"I geeve otter for dog."

Kovik shook his head, his narrowed eyes wrinkling in amusement. "No husky W'ale Riv'—For' Geor'. Me trade husky W'ale Riv'."

It was useless to bargain further. The Husky knew the value of his dogs at the posts, and Jean could not afford to rob his fur-pack to get one. There was much that he needed at Whale River—and then there was Julie. It was necessary to increase his credit with the Company to pay for the home he would some day build for Julie and himself. So, when Kovik promptly refused a valuable cross-fox pelt for a dog, the disheartened boy gave it up.

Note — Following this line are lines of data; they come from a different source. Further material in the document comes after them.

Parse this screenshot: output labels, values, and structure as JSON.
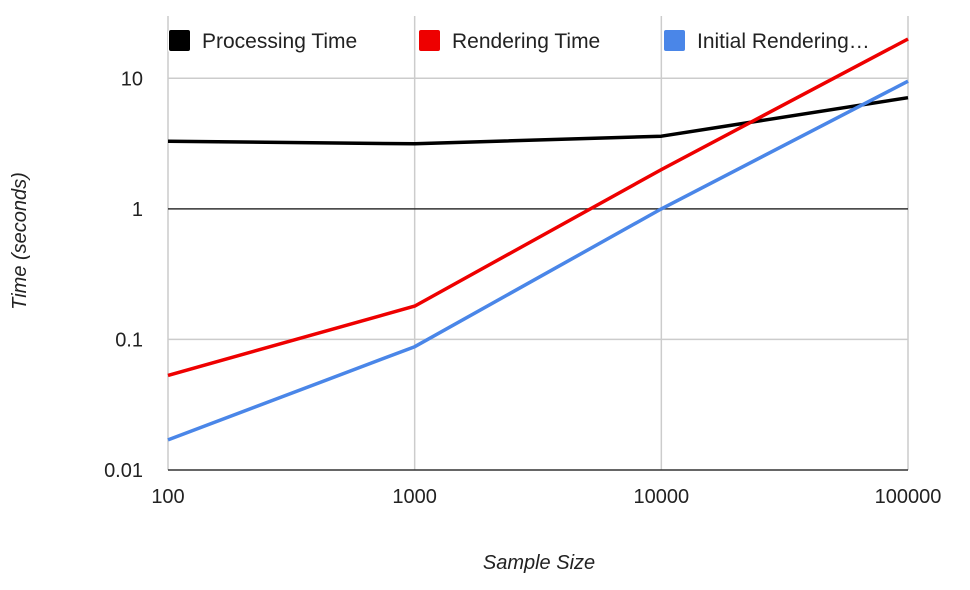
{
  "chart_data": {
    "type": "line",
    "title": "",
    "xlabel": "Sample Size",
    "ylabel": "Time (seconds)",
    "x_scale": "log",
    "y_scale": "log",
    "x": [
      100,
      1000,
      10000,
      100000
    ],
    "x_ticks": [
      "100",
      "1000",
      "10000",
      "100000"
    ],
    "y_ticks": [
      "0.01",
      "0.1",
      "1",
      "10"
    ],
    "xlim": [
      100,
      100000
    ],
    "ylim": [
      0.01,
      30
    ],
    "grid": true,
    "legend_position": "top",
    "series": [
      {
        "name": "Processing Time",
        "color": "#000000",
        "values": [
          3.3,
          3.15,
          3.6,
          7.1
        ]
      },
      {
        "name": "Rendering Time",
        "color": "#ee0000",
        "values": [
          0.053,
          0.18,
          2.0,
          20.0
        ]
      },
      {
        "name": "Initial Rendering…",
        "color": "#4a86e8",
        "values": [
          0.017,
          0.088,
          1.0,
          9.5
        ]
      }
    ]
  }
}
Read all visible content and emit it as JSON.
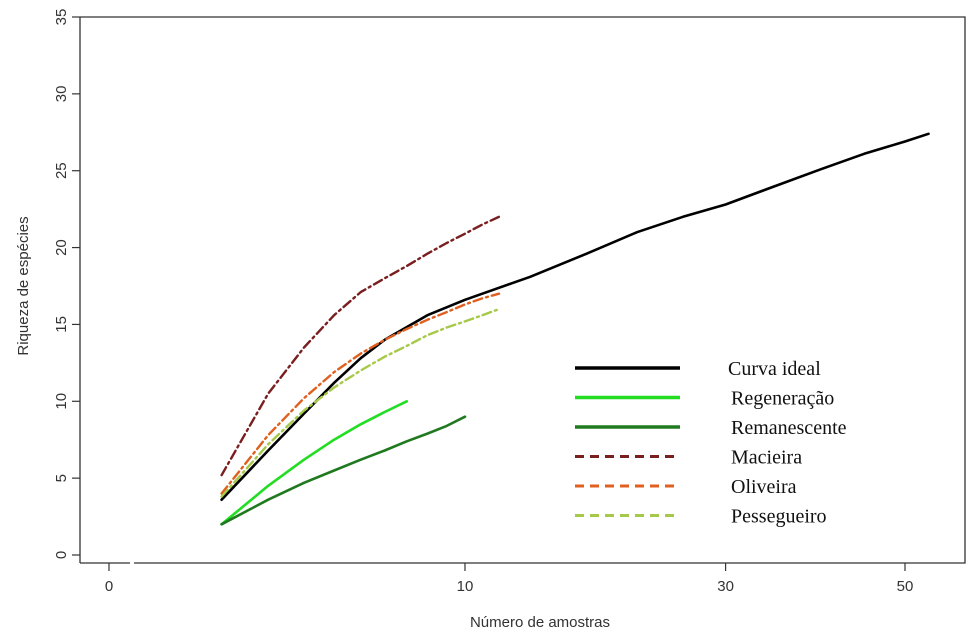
{
  "chart_data": {
    "type": "line",
    "title": "",
    "xlabel": "Número de amostras",
    "ylabel": "Riqueza de espécies",
    "xlim": [
      -1,
      64
    ],
    "ylim": [
      -0.5,
      35
    ],
    "x_scale": "sqrt",
    "x_ticks": [
      {
        "value": 0,
        "label": "0"
      },
      {
        "value": 10,
        "label": "10"
      },
      {
        "value": 30,
        "label": "30"
      },
      {
        "value": 50,
        "label": "50"
      }
    ],
    "y_ticks": [
      {
        "value": 0,
        "label": "0"
      },
      {
        "value": 5,
        "label": "5"
      },
      {
        "value": 10,
        "label": "10"
      },
      {
        "value": 15,
        "label": "15"
      },
      {
        "value": 20,
        "label": "20"
      },
      {
        "value": 25,
        "label": "25"
      },
      {
        "value": 30,
        "label": "30"
      },
      {
        "value": 35,
        "label": "35"
      }
    ],
    "grid": false,
    "legend_position": "bottom-right",
    "series": [
      {
        "name": "Curva ideal",
        "color": "#000000",
        "dash": "solid",
        "x": [
          1,
          2,
          3,
          4,
          5,
          6,
          8,
          10,
          14,
          18,
          22,
          26,
          30,
          35,
          40,
          45,
          50,
          53
        ],
        "y": [
          3.6,
          6.8,
          9.2,
          11.2,
          12.8,
          14.0,
          15.6,
          16.6,
          18.1,
          19.6,
          21.0,
          22.0,
          22.8,
          24.0,
          25.1,
          26.1,
          26.9,
          27.4
        ]
      },
      {
        "name": "Regeneração",
        "color": "#22dd22",
        "dash": "solid",
        "x": [
          1,
          2,
          3,
          4,
          5,
          6,
          7
        ],
        "y": [
          2.0,
          4.5,
          6.2,
          7.5,
          8.5,
          9.3,
          10.0
        ]
      },
      {
        "name": "Remanescente",
        "color": "#1f7a1f",
        "dash": "solid",
        "x": [
          1,
          2,
          3,
          4,
          5,
          6,
          7,
          8,
          9,
          10
        ],
        "y": [
          2.0,
          3.6,
          4.7,
          5.5,
          6.2,
          6.8,
          7.4,
          7.9,
          8.4,
          9.0
        ]
      },
      {
        "name": "Macieira",
        "color": "#7a1f1f",
        "dash": "dashdot",
        "x": [
          1,
          2,
          3,
          4,
          5,
          6,
          7,
          8,
          9,
          10,
          11,
          12
        ],
        "y": [
          5.2,
          10.5,
          13.5,
          15.6,
          17.1,
          18.0,
          18.8,
          19.6,
          20.3,
          20.9,
          21.5,
          22.0
        ]
      },
      {
        "name": "Oliveira",
        "color": "#e06020",
        "dash": "dashdot",
        "x": [
          1,
          2,
          3,
          4,
          5,
          6,
          7,
          8,
          9,
          10,
          11,
          12
        ],
        "y": [
          4.0,
          7.8,
          10.2,
          11.9,
          13.1,
          14.0,
          14.7,
          15.3,
          15.8,
          16.3,
          16.7,
          17.0
        ]
      },
      {
        "name": "Pessegueiro",
        "color": "#a6c94a",
        "dash": "dashdot",
        "x": [
          1,
          2,
          3,
          4,
          5,
          6,
          7,
          8,
          9,
          10,
          11,
          12
        ],
        "y": [
          3.8,
          7.2,
          9.4,
          10.9,
          12.0,
          12.9,
          13.6,
          14.3,
          14.8,
          15.2,
          15.6,
          16.0
        ]
      }
    ]
  }
}
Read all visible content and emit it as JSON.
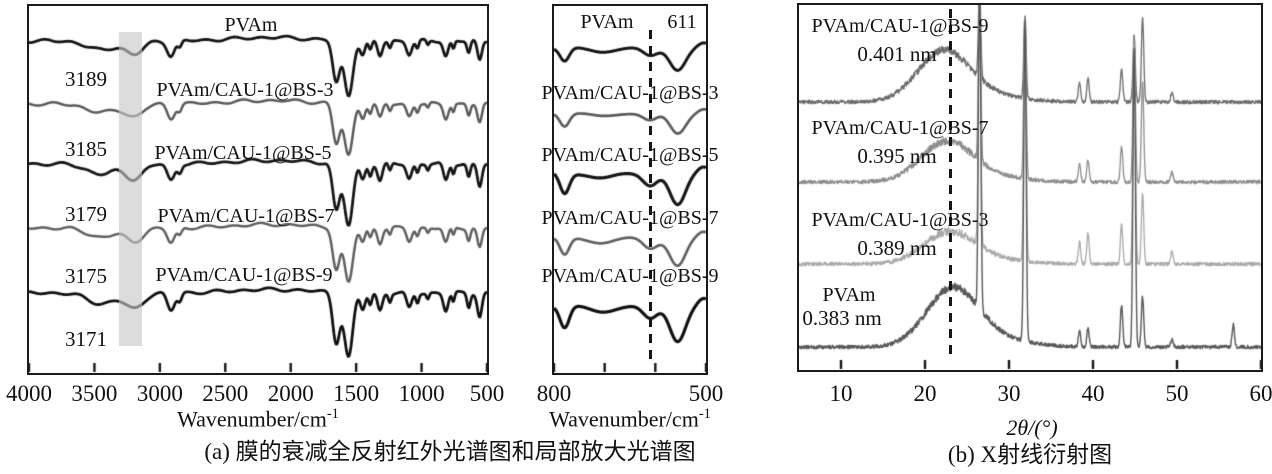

But after the toil and lean days of the long trail he had taken to meet the Esquimos, he could not return to Whale River empty handed. He coveted the slate-gray and white puppy. Never had he seen a husky of her age with such bone—such promise as a sled dog. And her spirit—at four months she would bare her puppy fangs at an infringement of her rights by an old dog, as though she already wore the scars of many a brawl. Handsomer than her brothers, leader of the litter by virtue of a build more rugged, a stronger will, she was the favorite of Kovik's children. That they would object to parting with her; that the Husky would demand an exorbitant price he now knew; but he was determined to have the puppy. However, he resolved to wait until the following day, renew the bargaining for a grown dog, then suddenly make an offer for the puppy.

The next morning Jean Marcel again offered a high price for a dog, but the smiling Husky would not relent. Then Marcel, pointing at the female puppy, offered the pelt of a marten for her.

To Jean's surprise, the owner refused to part with any of the litter. They would be better than the adult dogs—these children of the slate-gray husky—he said, and he would sell but one or two, even at Whale River, where the Company needed dogs badly and would pay more than Marcel could offer.

It was a bitter moment for the lad who had swung his canoe inshore at the Husky camp with such high hopes. And he realized that it would be useless to turn north from the mouth of the Salmon in search of dogs. Now that they had learned of conditions at the fur-posts, no Esquimos bound south for the spring trade would sell a dog at a reasonable price.

As the disheartened Marcel watched with envious eyes the puppies, which he realized were beyond his means to obtain, the cries from the shore of the eldest son of his host aroused the camp. Above them, in the chutes at the foot of the white-water, flashes of silver marked the leaping vanguards of the salmon run, on their way to spring-fed streams at the river's head.

Seizing their salmon spears the Esquimos hurried up-stream to take their stands on rocks which the fish might pass. Having no spear Jean watched the younger Kovik wade through the strong current out to a rock within spearing reach of a deep chute of black water. Presently the crouching lad drove his spear into the flume at his feet and was struggling on the rock with a large salmon. Killing the fish with his knife, he threw it, with a cry of triumph, to the beach. Again he waited, muscles tense, his right arm drawn back for the lunge. Again, as a silvery shape darted up the chute, the boy struck with his spear. But so anxious was he to drive the lance home, that, missing the fish, his lunge carried him head-first into the swift water.

With a shout of warning to those above, Jean Marcel ran down the beach. His canoe was out of reach on the cache with the Husky's kayak, and the clumsy skin umiak of the family was useless for quick work. In his sealskin boots and clothes the lad would be carried to the foot of the rapids and drowned. Jean reached the "boilers" below the white-water before the body of the helpless Esquimo appeared. Plunging into the ice-cold river he swam out into the current below the tail of the chute, and when the half-drowned lad floundered to the surface, seized him by his heavy hair. As they were swept down-stream an eddy threw their bodies together, and in spite of Marcel's desperate efforts, the arms of the Husky closed on him in vise-like embrace. Strong as he was, the Frenchman could not break the grip, and they sank.